Alaska Communications Systems Group, Inc. (“ACS”) (NASDAQ: ALSK) today reported financial results for its third quarter ended September 30, 2013.
“We are pleased to report steady performance to our business plan. Another quarter of solid broadband revenue performance has driven total wireline revenue growth, representing an important way we create value. Consistent with the other mechanism in our plan to create value by strengthening our balance sheet, we achieved meaningful de-leveraging and strong cash flows in this quarter. Closing the AWN transaction allows us to direct our capital more efficiently to further broadband growth,” said Anand Vadapalli, President and Chief Executive Officer of ACS.
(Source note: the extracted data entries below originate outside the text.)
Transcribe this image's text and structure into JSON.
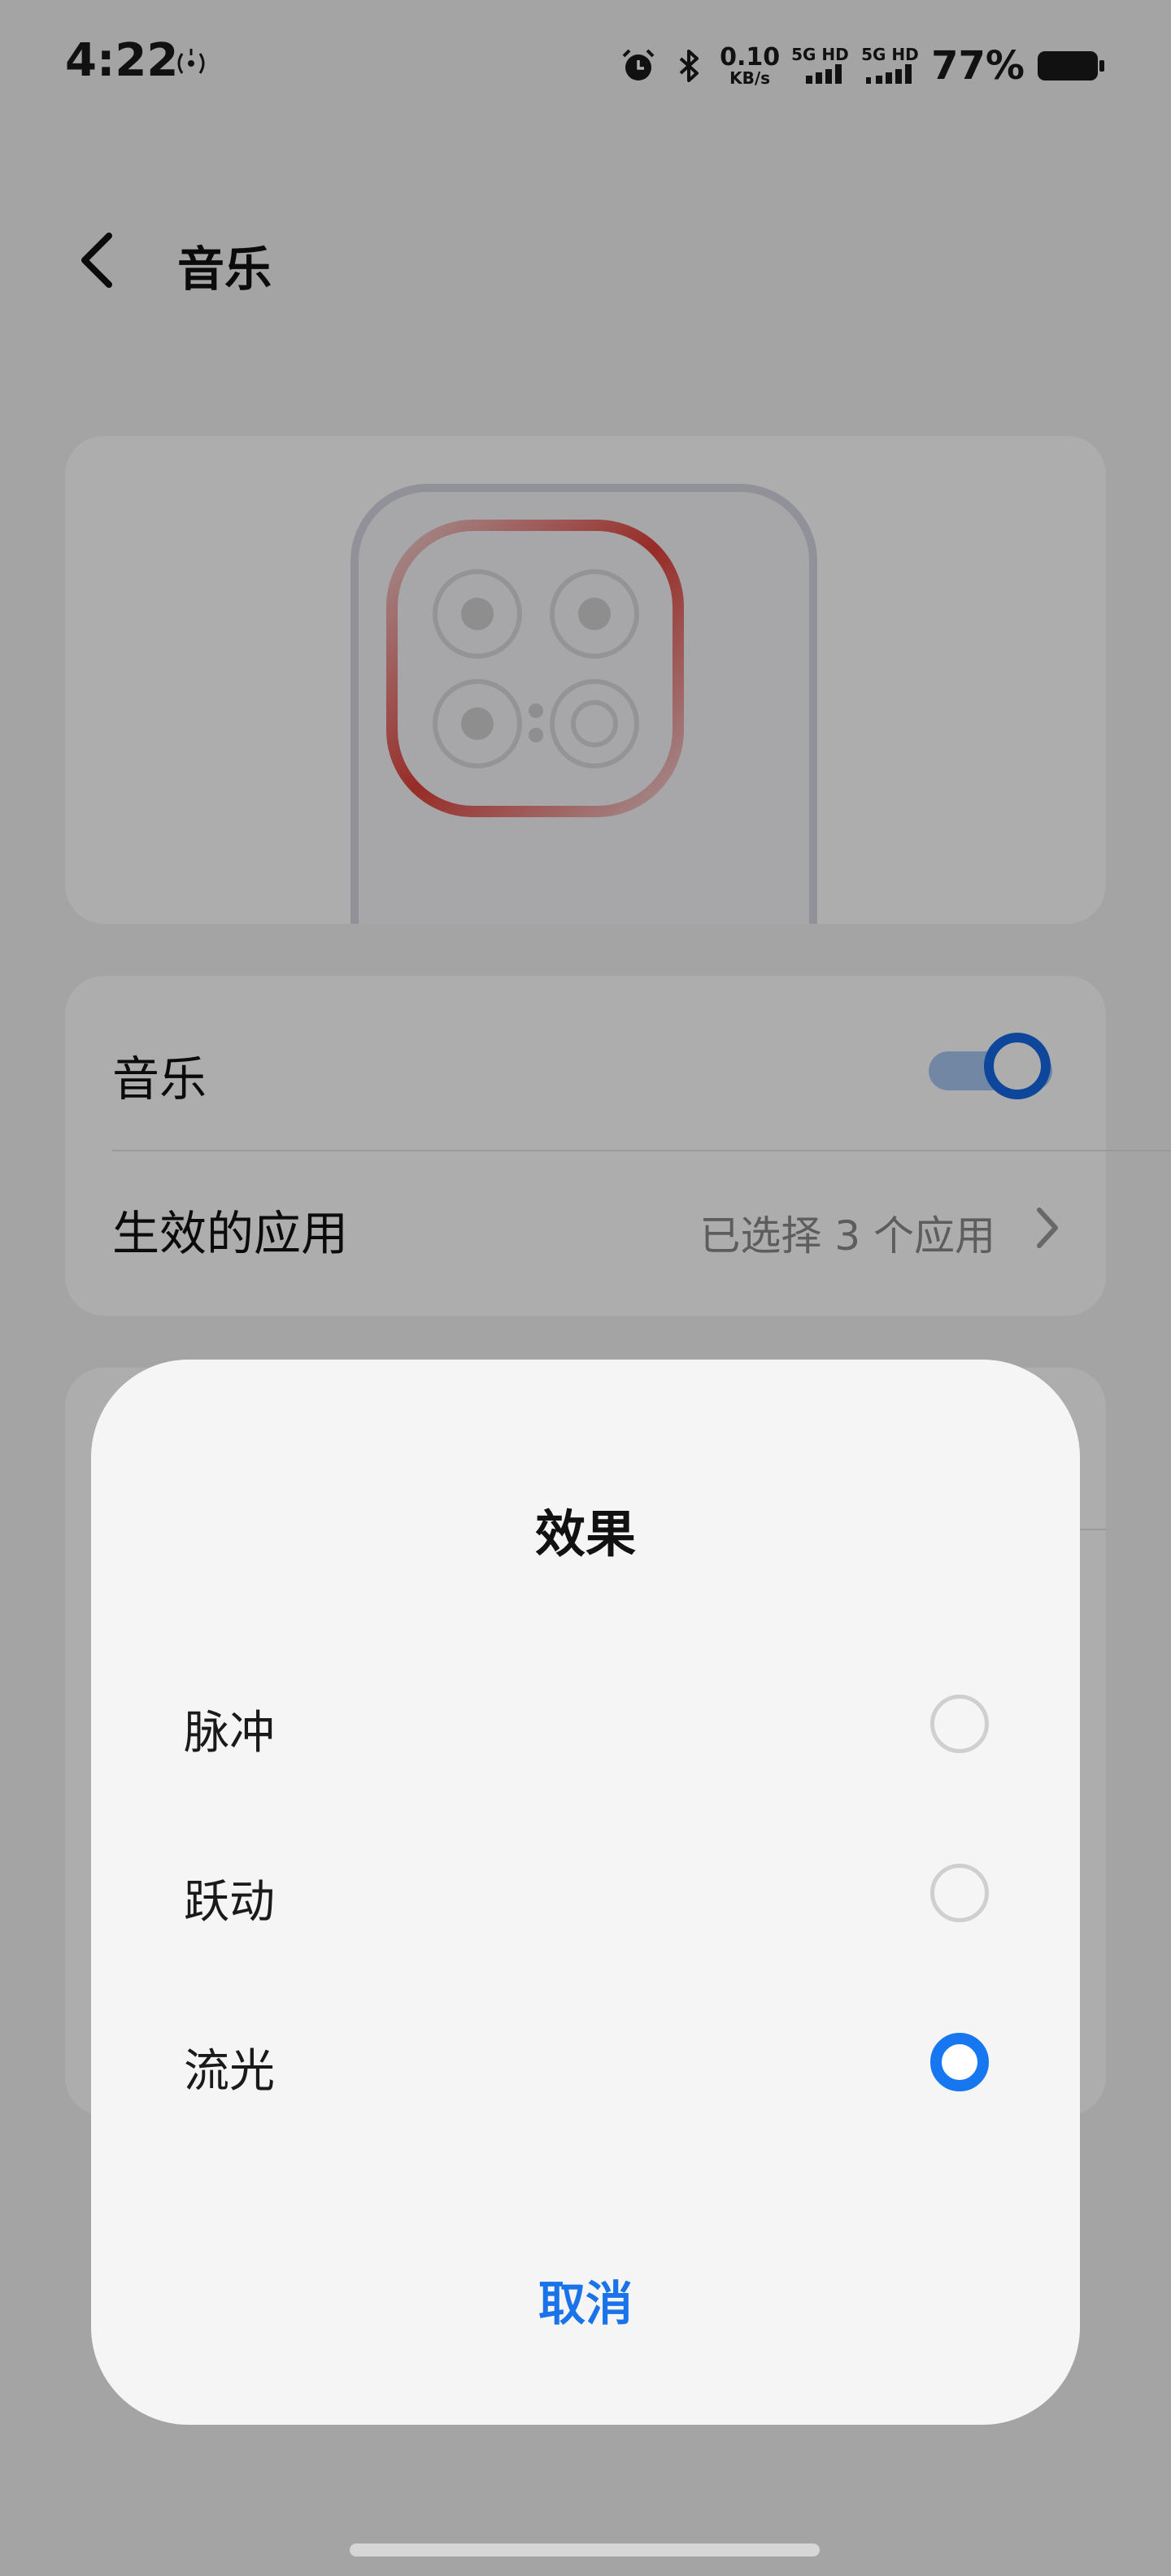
{
  "status_bar": {
    "time": "4:22",
    "net_speed_value": "0.10",
    "net_speed_unit": "KB/s",
    "sim1_label": "5G HD",
    "sim2_label": "5G HD",
    "battery_percent": "77%"
  },
  "header": {
    "title": "音乐"
  },
  "settings": {
    "music_toggle_label": "音乐",
    "music_toggle_on": true,
    "apps_label": "生效的应用",
    "apps_value": "已选择 3 个应用"
  },
  "dialog": {
    "title": "效果",
    "options": [
      {
        "label": "脉冲",
        "selected": false
      },
      {
        "label": "跃动",
        "selected": false
      },
      {
        "label": "流光",
        "selected": true
      }
    ],
    "cancel_label": "取消"
  },
  "colors": {
    "accent": "#1677f0",
    "cancel_text": "#1a73e8",
    "camera_glow": "#e0413a"
  }
}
Year-Over-Year Financial Highlights for the Quarter:
The third quarter represents the first reporting period following the Alaska Wireless Network, LLC (“AWN”) close and we encourage readers to review our press release schedules for description of changes in mapping of certain revenue categories. Further, we are providing additional supplemental information for readers to understand the AWN preferred distribution structure and its impact to our results.
Sequential Metric Highlights: Third Quarter 2013 Compared to Second Quarter 2013
- Wireline revenues include business and wholesale, consumer and access revenues. We are focused on achieving growth in wireline revenues by driving broadband revenue performance. Wireline revenues were $50.1 million which increased by $0.6 million, or 1.2%.
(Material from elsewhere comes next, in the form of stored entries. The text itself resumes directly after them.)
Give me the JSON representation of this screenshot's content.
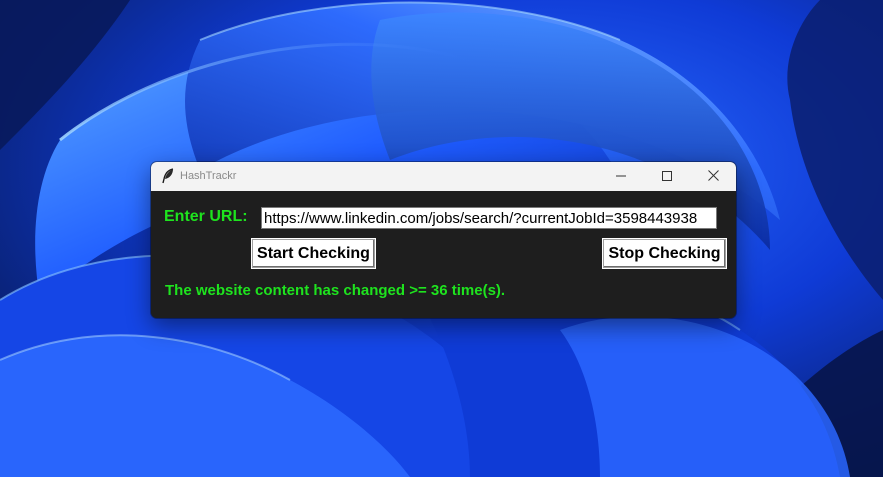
{
  "window": {
    "title": "HashTrackr",
    "app_icon": "feather-icon",
    "controls": {
      "minimize_icon": "minimize-icon",
      "maximize_icon": "maximize-icon",
      "close_icon": "close-icon"
    }
  },
  "form": {
    "url_label": "Enter URL:",
    "url_value": "https://www.linkedin.com/jobs/search/?currentJobId=3598443938",
    "start_button_label": "Start Checking",
    "stop_button_label": "Stop Checking",
    "status_message": "The website content has changed >= 36 time(s)."
  },
  "colors": {
    "label_text": "#1ee31e",
    "client_background": "#1e1e1e",
    "titlebar_background": "#f3f3f3",
    "title_text": "#8a8a8a"
  },
  "desktop": {
    "wallpaper": "windows-11-bloom"
  }
}
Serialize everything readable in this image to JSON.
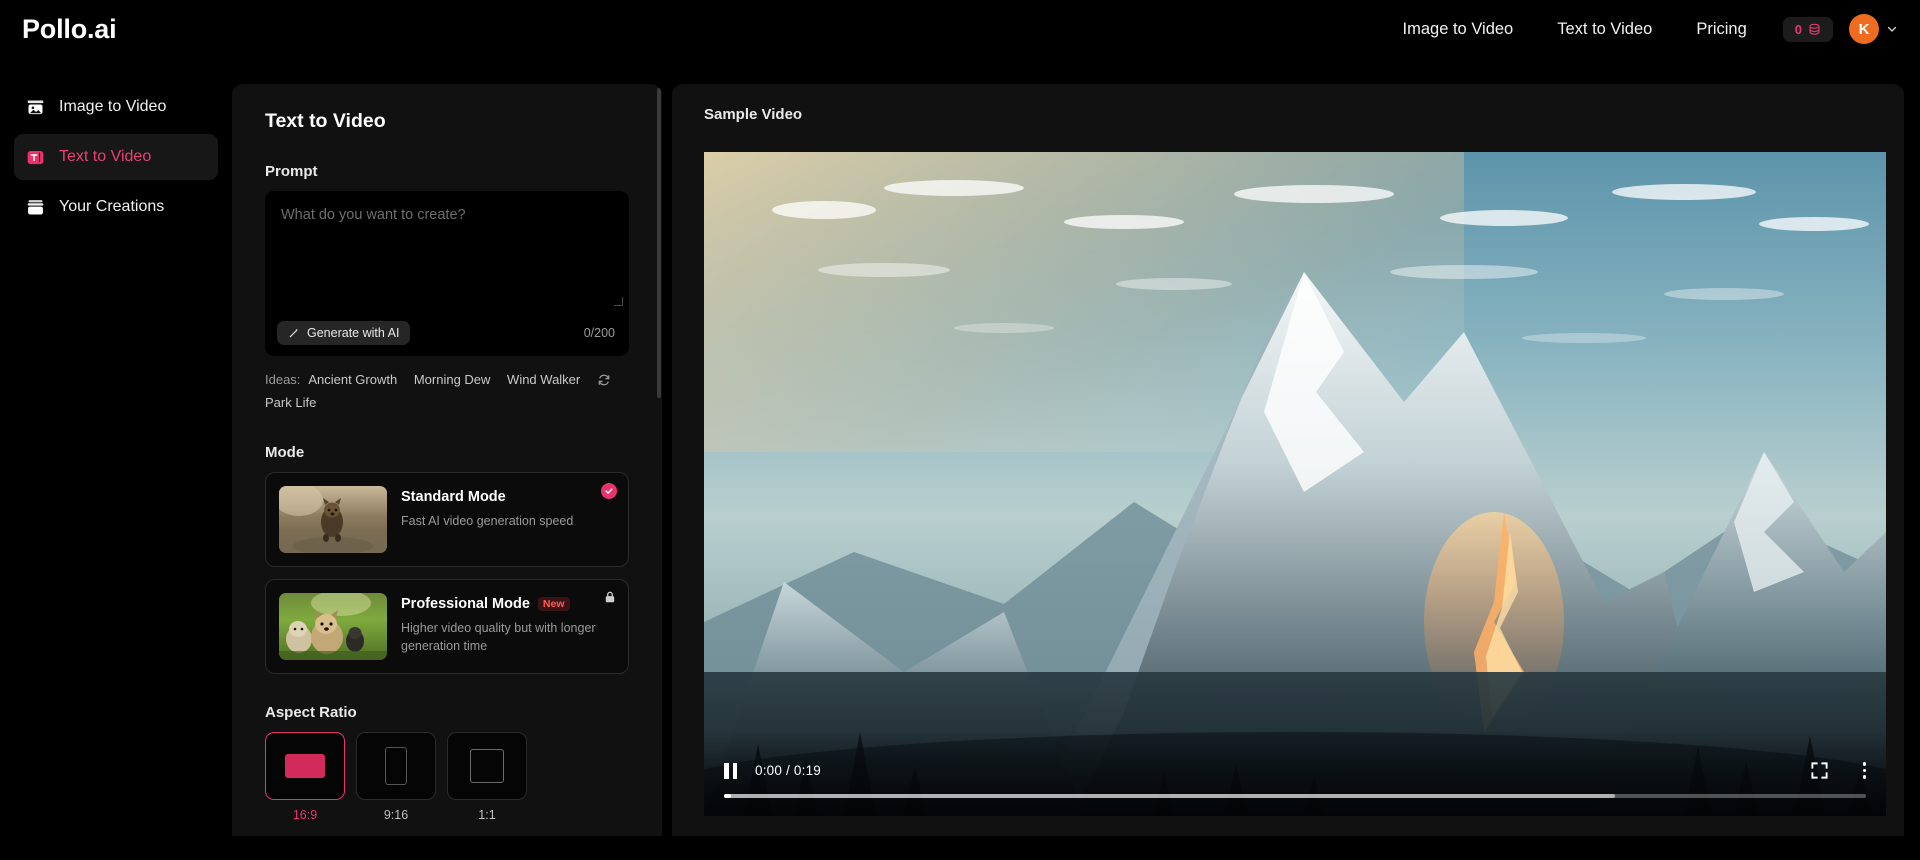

- Business and wholesale revenue increased $0.9 million, or 3.7%, which was driven by broadband revenue growth of 17.0%.
- Consumer revenue increased $0.5 million, or 5.3%, with broadband revenue growth of 21.3%.
- Access revenue declined, as expected, $0.9 million, or 5.7%, due to lower switched, special and other access revenue.
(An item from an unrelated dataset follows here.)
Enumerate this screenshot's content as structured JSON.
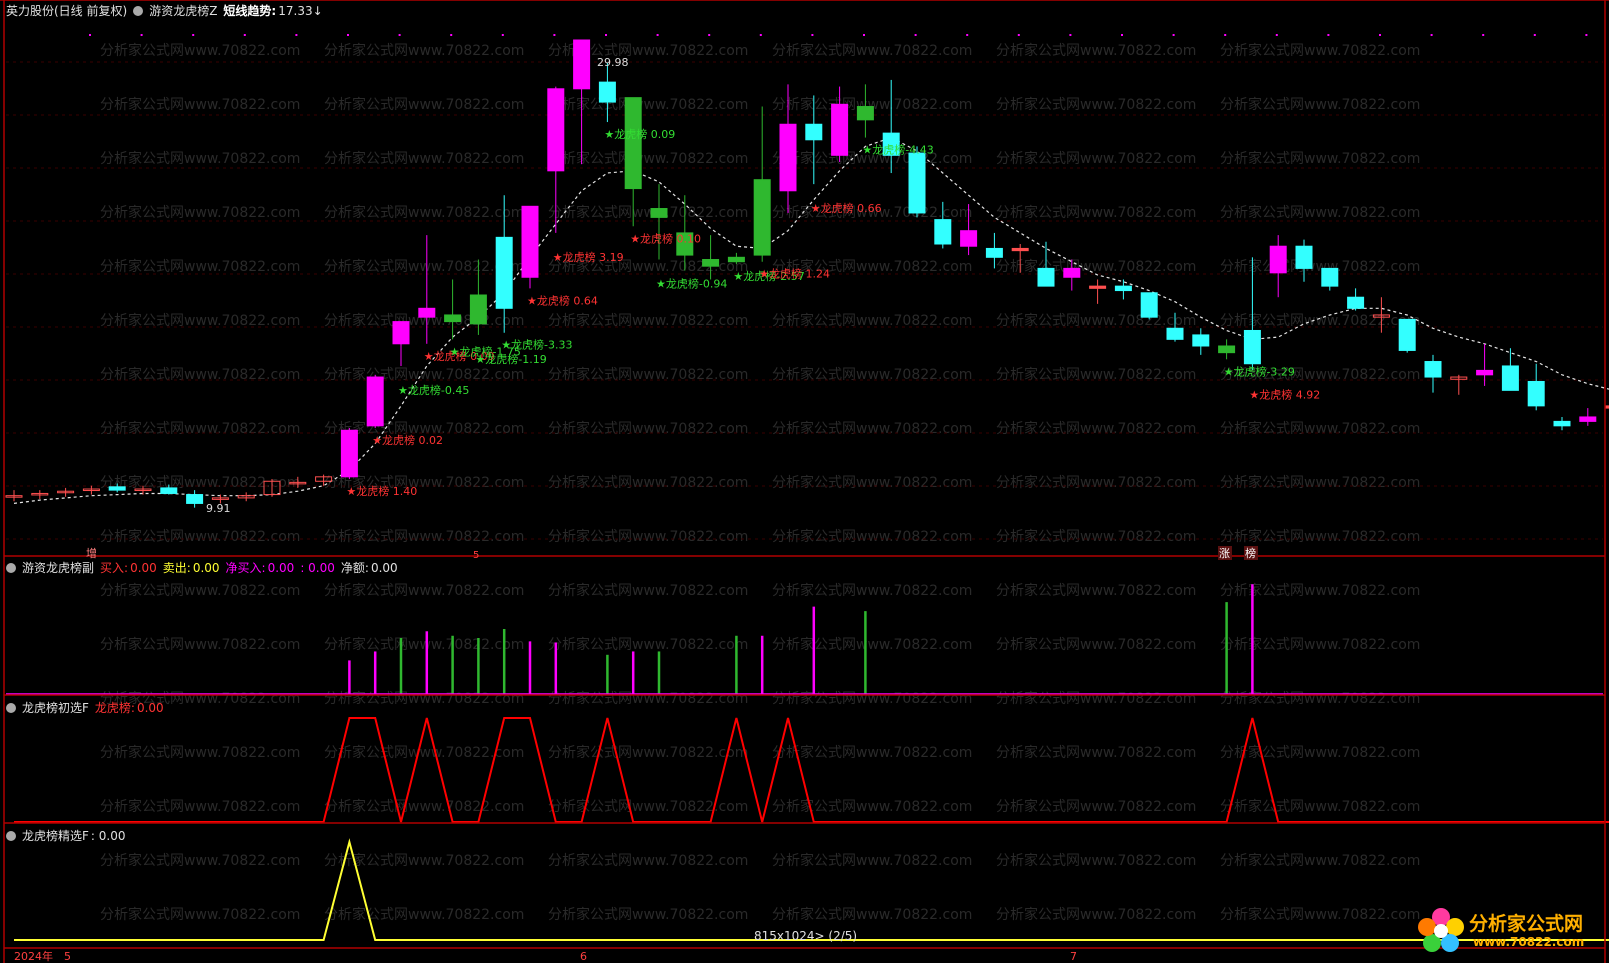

- Wireless and backhaul revenue was $33.8 million and, as expected, declined year-over-year.
- Retail service revenue declined $1.0 million, or 5.5%.
- As expected, foreign roaming revenue declined $13.3 million, as roaming revenue moved to AWN.
- CETC revenue increased 3.2%. CETC is now a pass-through under the AWN structure and has no impact on Adjusted EBITDA.
- Adjusted EBITDA was $24.8 million and free cash flow was $3.5 million. The decline in Adjusted EBITDA compared to last year was anticipated following the close of AWN.
- The AWN preferred distribution contributed $9.6 million to Adjusted EBITDA.
- Free cash flow was impacted by higher levels of capital spending associated with the summer build season.
- Net debt, which represents total debt less cash and cash equivalents, stands at $404.4 million. This represents a decrease of $134.2 million, or 24.9%, since December 31, 2012, evidencing commitment to deleveraging.
- Business broadband connections increased by 112, or 0.6%, to 19,216 and business broadband ARPU remained relatively flat at $175.00.
- Consumer broadband connections increased by 506, or 1.3%, to 38,117 and consumer broadband ARPU declined slightly by 1.2% to $48.63.
- Consumer access lines declined by 1,716, or 3.3%, to 50,722 and business access lines decreased by 446, or 0.6%, to 80,071.
- Wireless connections declined by 2,305, or 2.0%, to 112,114. Connections were impacted by 782 fewer lifeline customers associated with continued compliance with new certification rules, and 2,453 fewer post-pay connections of which 714 were non-revenue-generating-internal-use connections that were disconnected as part of the AWN transaction, partially offset by an increase of 930 in prepaid connections.
- Wireless broadband ARPU increased 7.5%. Retail wireless ARPU declined slightly to $52.08.
“This is the first quarter of results following the close of the AWN transaction, and we have provided additional information in this press release to enable readers to evaluate our performance under this new operating structure. During our upcoming conference call we will walk the readers through this information. Our path to deliver shareholder value is growing wireline and total broadband revenue, while strengthening the business through debt reductions. Our financial results are in-line with our expectations, with solid free cash flow generation for the year,” said Wayne Graham, Chief Financial Officer of ACS.